The $95\%$ CIs for the parameters $\alpha$, $\beta$, $\theta$ and $\lambda$ are presented for MLE and Bayesian estimation methods in Table 21. Figure 26 displayed contour plot of parameters for $TLMW$ model to check uniqueness and max-value of likelihood for single carbon fibers data. While, Figure 27 confirmed convergence of MCMC results, which show the MCMC samples as a pairs plot, with the trace plot, and marginal frequency of proposed distribution as normal distribution for each parameter on the diagonal for parameters of $TLMW$ model for single carbon fibers. Figure 28 discussed ACF test. Auto-correlation for MCMC is the correlation between a iteration series with a lagged version of itself.
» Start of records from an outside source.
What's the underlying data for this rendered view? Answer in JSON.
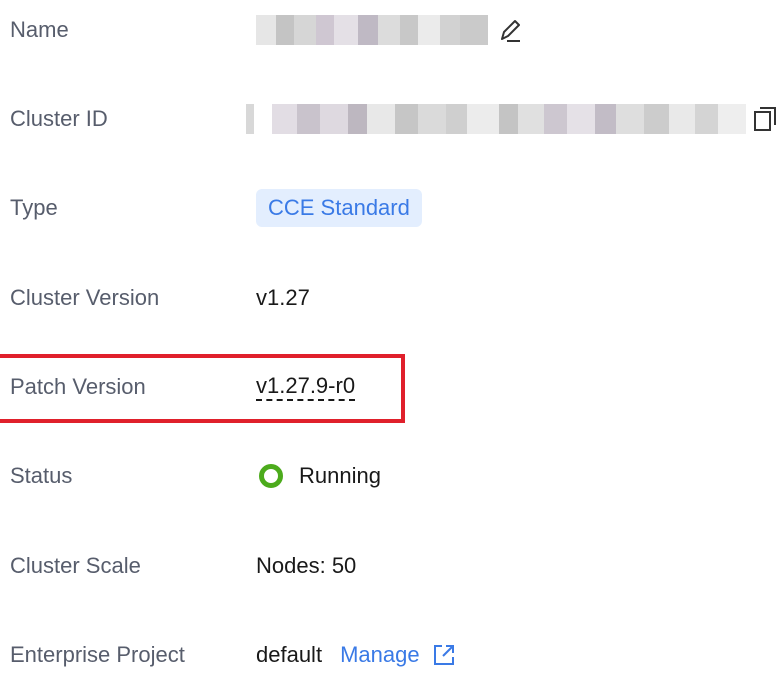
{
  "fields": {
    "name": {
      "label": "Name"
    },
    "cluster_id": {
      "label": "Cluster ID"
    },
    "type": {
      "label": "Type",
      "value": "CCE Standard"
    },
    "cluster_version": {
      "label": "Cluster Version",
      "value": "v1.27"
    },
    "patch_version": {
      "label": "Patch Version",
      "value": "v1.27.9-r0"
    },
    "status": {
      "label": "Status",
      "value": "Running",
      "color": "#4cab1c"
    },
    "cluster_scale": {
      "label": "Cluster Scale",
      "value": "Nodes: 50"
    },
    "enterprise_project": {
      "label": "Enterprise Project",
      "value": "default",
      "link": "Manage"
    }
  },
  "icons": {
    "name_edit": "pencil-icon",
    "cluster_id_copy": "copy-icon",
    "manage_link": "external-link-icon"
  },
  "colors": {
    "accent": "#3a7ae6",
    "badge_bg": "#e3eefe",
    "highlight": "#e0202b",
    "status_running": "#4cab1c"
  }
}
The correlation between the iteration series and itself, which is where the ACF starts with a lag of 0, yields a correlation of 1.
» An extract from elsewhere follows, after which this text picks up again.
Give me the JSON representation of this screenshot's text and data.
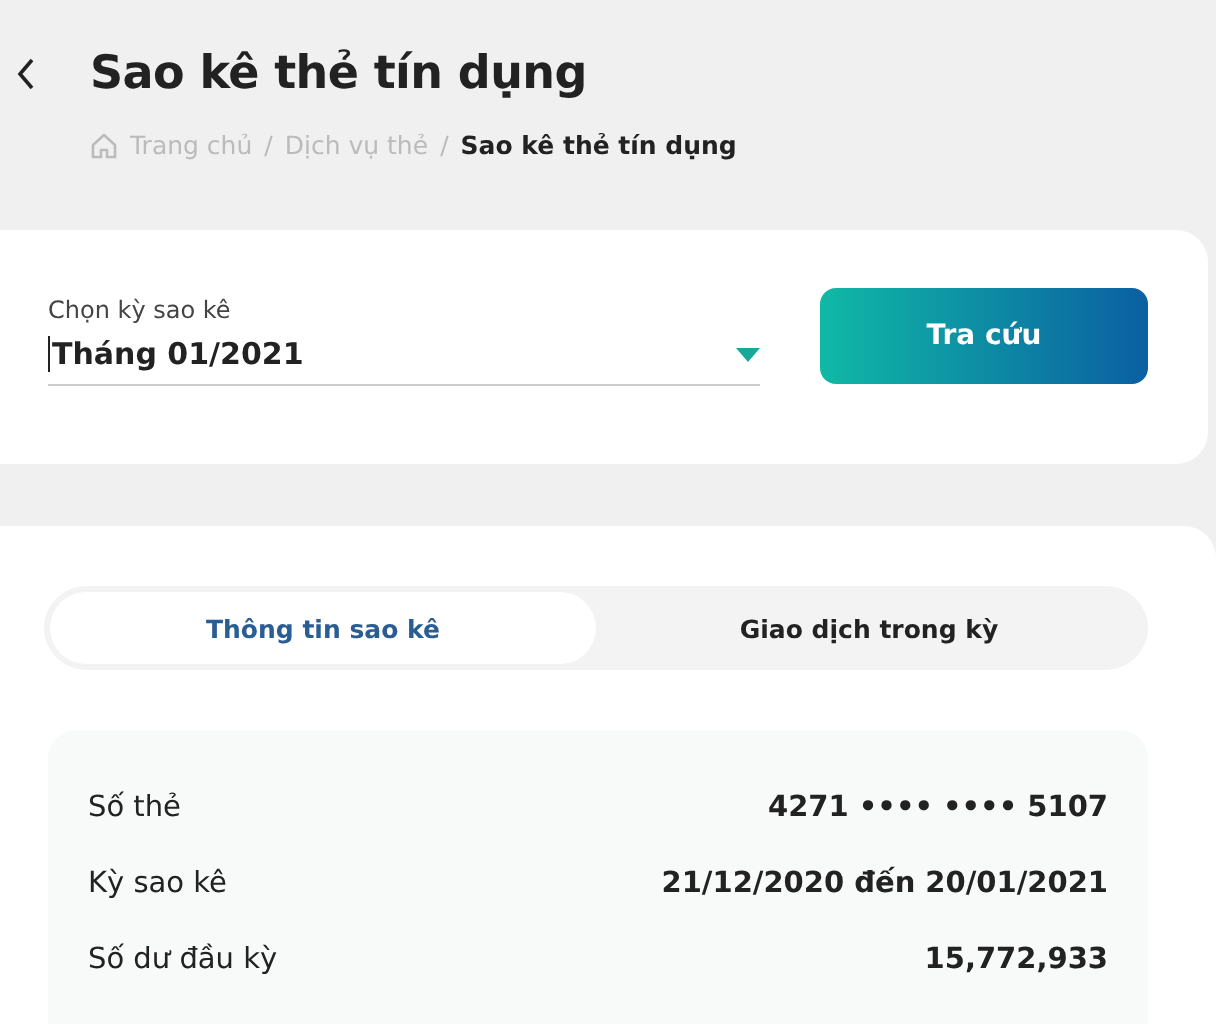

Table 21. LE and Bayesian estimation methods of the $TLMW$ model parameters for single carbon fibers.

Method		$\mathit{\alpha }$	$\mathit{\beta }$	$\mathit{\theta }$	$\mathit{\lambda }$
MLE	estimates	0.2145	0.1057	3.2053	2.2749
	SE	0.1081	0.0346	0.7106	1.1533
	Lower	0.1897	0.0571	2.8219	0.2459
	upper	0.2393	0.1543	3.5887	4.3039
Bayes	estimates	0.2144	0.1057	3.2053	2.2745
	SE	0.0050	0.0039	0.0355	0.0866
	Lower	0.2048	0.0984	3.1342	2.1021
	upper	0.2242	0.1137	3.2757	2.4367

Figure 26. Contour plot for parameters of $TLMW$ model for single carbon fibers.

Figure 27. MCMC plots for parameters of $TLMW$ model for single carbon fibers.
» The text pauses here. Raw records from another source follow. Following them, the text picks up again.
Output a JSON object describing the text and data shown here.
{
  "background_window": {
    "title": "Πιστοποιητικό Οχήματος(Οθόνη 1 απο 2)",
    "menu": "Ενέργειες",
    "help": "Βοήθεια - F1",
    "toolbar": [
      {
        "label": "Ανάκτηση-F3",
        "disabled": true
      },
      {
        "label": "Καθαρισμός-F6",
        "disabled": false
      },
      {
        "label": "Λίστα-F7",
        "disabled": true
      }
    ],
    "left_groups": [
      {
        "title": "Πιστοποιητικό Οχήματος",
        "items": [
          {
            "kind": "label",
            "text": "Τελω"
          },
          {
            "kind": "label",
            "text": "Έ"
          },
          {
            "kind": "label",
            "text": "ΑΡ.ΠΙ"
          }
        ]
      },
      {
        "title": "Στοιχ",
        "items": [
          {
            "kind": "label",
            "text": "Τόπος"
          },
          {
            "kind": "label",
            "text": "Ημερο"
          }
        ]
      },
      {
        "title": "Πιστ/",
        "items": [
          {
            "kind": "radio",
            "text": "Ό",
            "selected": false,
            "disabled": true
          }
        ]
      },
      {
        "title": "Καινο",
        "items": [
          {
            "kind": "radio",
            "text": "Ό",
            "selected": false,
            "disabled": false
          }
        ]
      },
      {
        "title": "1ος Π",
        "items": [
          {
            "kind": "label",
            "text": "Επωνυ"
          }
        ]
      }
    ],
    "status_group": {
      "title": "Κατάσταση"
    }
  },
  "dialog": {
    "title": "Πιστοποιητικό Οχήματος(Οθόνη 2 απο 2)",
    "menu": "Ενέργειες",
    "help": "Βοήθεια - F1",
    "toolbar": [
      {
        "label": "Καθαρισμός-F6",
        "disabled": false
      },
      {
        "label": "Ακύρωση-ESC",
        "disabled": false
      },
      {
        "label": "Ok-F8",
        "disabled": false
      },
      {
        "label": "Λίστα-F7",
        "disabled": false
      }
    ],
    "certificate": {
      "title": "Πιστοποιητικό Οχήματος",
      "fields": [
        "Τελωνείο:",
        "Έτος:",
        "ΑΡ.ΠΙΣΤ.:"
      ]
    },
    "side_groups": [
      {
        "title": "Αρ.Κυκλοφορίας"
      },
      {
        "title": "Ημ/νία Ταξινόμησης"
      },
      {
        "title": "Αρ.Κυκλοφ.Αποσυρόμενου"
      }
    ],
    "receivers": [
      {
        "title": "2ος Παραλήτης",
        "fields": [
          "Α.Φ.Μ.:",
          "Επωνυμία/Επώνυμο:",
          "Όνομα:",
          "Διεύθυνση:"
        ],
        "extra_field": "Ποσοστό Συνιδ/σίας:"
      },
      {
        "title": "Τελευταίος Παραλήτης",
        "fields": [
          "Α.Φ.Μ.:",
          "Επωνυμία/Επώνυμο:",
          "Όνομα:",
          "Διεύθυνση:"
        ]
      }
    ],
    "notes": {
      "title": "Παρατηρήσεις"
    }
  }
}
Figure 28. ACF test plots for parameters of $TLMW$ model for single carbon fibers.

7. Conclusions

In this paper, a four-parameter family of distributions called the Topp–Leone modified Weibull distribution ($TLMW$) is introduced. Some of its statistical and reliability features are derived. The $TLMW$ density function can decreasing, uni-modal and right skewed but, its hazard rate function can be decreasing, increasing, J-shaped, U-shaped and bathtub. Therefore, it can be used quite effectively in analyzing lifetime data. Three different methods of estimation as; maximum likelihood, maximum product spacing and Bayesian methods are used to estimate the model parameters. Additionally, the $TLMW$ model can be used as a substitute for many known distributions and in some cases it can provide better results (with respect to model fitting) than the models considered in the paper. The flexibility of this distribution is evaluated by applying it to four real data sets and comparing it to various other distributions. The findings of the tables and figures show that the suggested model regularly outperforms other competitor models for these four data sets as COVID-19 data, survival rates Guinea Pigs, Waiting times of service of 100 bank customers, and Tensile strength for single carbon fibres (in GPa). Finally, the $TLMW$ distribution will attract a broader range of applications, including medical, engineering, and social sciences, among others.